I am in the process of applying to universities, like I mentioned in one of my earlier posts.
Thus, earlier this week, it suddenly struck me that I didn’t have a Resume. So far I have had to prepare a Resume only once, and that was when I interviewed for the IBM Extreme Blue Internship. And even at that time, I didn’t made it myself. I edited the one made by Thamie, that too when half an hour was left before the Resumes had to be sent to IBM!
Anyway, that’s a story for another day.
Thus, since then I never had a up-to-date Resume at hand. Never felt the need for one.
So, earlier this week, I thought of making one, using LATEX.
Now, this is one mark-up language, I used only for writing papers and technical reports (Yeah, my previous Resume, it was made using M$-Word).
The result of my effort however, was outrageously bad.
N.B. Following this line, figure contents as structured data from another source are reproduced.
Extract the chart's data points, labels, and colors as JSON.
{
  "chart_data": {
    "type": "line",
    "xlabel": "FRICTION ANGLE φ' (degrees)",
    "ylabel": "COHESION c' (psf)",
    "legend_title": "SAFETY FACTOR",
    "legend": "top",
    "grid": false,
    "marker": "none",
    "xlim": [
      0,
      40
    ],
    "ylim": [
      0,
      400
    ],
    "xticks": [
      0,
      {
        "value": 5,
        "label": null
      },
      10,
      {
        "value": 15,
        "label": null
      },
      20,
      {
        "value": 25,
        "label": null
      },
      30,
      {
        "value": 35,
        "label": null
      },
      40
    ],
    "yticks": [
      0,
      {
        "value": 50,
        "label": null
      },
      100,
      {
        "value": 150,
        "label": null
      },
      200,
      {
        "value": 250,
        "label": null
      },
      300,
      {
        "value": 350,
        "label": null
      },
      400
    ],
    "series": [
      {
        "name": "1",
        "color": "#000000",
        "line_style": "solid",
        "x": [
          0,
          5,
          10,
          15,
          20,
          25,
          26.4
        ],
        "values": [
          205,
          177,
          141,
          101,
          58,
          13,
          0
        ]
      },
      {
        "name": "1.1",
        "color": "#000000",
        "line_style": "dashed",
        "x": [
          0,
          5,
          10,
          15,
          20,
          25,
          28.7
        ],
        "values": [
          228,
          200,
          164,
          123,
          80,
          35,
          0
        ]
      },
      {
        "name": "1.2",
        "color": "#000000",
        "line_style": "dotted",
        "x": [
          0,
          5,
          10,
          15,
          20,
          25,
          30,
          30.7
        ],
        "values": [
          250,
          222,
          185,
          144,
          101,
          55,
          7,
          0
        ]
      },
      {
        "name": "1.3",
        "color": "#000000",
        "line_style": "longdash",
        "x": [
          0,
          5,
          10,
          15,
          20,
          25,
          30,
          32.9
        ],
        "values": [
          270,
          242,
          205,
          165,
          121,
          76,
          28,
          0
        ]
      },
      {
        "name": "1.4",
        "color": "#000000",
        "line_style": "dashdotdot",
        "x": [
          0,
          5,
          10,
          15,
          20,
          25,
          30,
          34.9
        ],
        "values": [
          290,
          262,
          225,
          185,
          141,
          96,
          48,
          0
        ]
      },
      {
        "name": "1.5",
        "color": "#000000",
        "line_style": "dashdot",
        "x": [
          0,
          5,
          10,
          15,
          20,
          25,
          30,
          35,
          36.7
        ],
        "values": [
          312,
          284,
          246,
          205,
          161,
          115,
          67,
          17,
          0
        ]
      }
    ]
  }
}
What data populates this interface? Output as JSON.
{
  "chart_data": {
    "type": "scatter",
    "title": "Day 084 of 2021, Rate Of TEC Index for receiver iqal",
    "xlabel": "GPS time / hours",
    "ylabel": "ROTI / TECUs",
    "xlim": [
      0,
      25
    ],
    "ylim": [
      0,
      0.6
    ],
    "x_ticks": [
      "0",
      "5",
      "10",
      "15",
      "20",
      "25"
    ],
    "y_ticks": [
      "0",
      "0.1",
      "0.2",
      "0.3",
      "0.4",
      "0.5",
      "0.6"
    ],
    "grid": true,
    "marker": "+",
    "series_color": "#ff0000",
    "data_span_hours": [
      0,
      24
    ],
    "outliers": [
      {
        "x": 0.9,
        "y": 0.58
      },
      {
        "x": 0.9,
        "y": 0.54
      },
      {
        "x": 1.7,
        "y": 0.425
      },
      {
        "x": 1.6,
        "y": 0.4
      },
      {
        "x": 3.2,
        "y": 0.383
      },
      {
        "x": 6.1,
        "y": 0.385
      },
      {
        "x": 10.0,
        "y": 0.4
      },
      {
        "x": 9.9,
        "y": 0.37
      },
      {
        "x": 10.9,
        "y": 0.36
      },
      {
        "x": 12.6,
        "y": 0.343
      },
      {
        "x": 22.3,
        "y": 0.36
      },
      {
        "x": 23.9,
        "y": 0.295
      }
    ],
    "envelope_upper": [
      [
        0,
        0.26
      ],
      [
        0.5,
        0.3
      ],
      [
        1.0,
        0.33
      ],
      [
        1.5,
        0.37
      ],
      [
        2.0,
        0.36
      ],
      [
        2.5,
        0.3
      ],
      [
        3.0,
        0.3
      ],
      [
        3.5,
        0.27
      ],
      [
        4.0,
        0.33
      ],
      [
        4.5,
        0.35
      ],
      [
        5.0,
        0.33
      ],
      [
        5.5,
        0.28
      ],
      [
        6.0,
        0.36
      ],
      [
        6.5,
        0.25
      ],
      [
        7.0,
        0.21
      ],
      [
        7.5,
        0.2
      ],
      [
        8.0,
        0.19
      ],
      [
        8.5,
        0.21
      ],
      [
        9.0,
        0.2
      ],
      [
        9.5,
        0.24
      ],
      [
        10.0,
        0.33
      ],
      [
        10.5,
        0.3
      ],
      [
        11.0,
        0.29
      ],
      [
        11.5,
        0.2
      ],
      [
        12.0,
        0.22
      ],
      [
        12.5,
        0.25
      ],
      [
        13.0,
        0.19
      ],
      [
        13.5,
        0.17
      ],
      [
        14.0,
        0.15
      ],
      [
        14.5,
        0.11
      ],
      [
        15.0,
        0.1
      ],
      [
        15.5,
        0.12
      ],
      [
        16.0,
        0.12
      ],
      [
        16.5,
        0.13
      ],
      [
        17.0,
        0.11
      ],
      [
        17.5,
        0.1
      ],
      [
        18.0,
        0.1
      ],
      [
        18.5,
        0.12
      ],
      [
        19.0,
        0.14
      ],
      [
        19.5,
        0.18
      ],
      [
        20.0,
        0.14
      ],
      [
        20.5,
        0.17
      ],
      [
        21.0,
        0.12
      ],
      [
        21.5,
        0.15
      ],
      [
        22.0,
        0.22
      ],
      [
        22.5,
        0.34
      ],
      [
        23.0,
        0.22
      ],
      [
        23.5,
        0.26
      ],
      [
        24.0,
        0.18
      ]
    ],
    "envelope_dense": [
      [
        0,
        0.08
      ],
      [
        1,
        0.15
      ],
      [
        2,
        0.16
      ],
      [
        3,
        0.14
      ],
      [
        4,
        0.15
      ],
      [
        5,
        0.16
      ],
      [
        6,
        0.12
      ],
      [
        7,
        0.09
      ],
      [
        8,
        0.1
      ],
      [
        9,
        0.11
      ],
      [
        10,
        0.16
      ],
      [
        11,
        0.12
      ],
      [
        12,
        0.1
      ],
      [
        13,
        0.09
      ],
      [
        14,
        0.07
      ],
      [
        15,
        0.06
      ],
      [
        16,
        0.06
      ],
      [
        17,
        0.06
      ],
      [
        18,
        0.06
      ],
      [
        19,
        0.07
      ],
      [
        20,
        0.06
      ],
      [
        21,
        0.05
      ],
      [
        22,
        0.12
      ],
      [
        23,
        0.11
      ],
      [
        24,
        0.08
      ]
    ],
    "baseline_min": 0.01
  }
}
Any word doc would have easily put this Resume to shame. Thus, looking around, and found this excellent guide to writing Resumes in LATEX.
When I tried it out, the Resume came out good, except for a couple of places, where I wanted the formatting to look a bit different. At this point, I must admit, I was not (and am still not one!) an expert when it came to LATEX. I had never used environments other than simple tables, equations, and figures. So, when I looked at this class file and found so many new environments, all of them custom made for Resume writing, I was overwhelmed.
I thought, may be I should tweak a few things here and there, and I will get the formatting right. But the results were worse than my first attempt.
Hence, having no other option (No, I didn’t want to use M$-Word or OpenOffice for this), I decided to learn how to write new environments , and write out a simple LATEX template, which could be understood and customized with ease.
After a night out, the final product was something that met my expectation.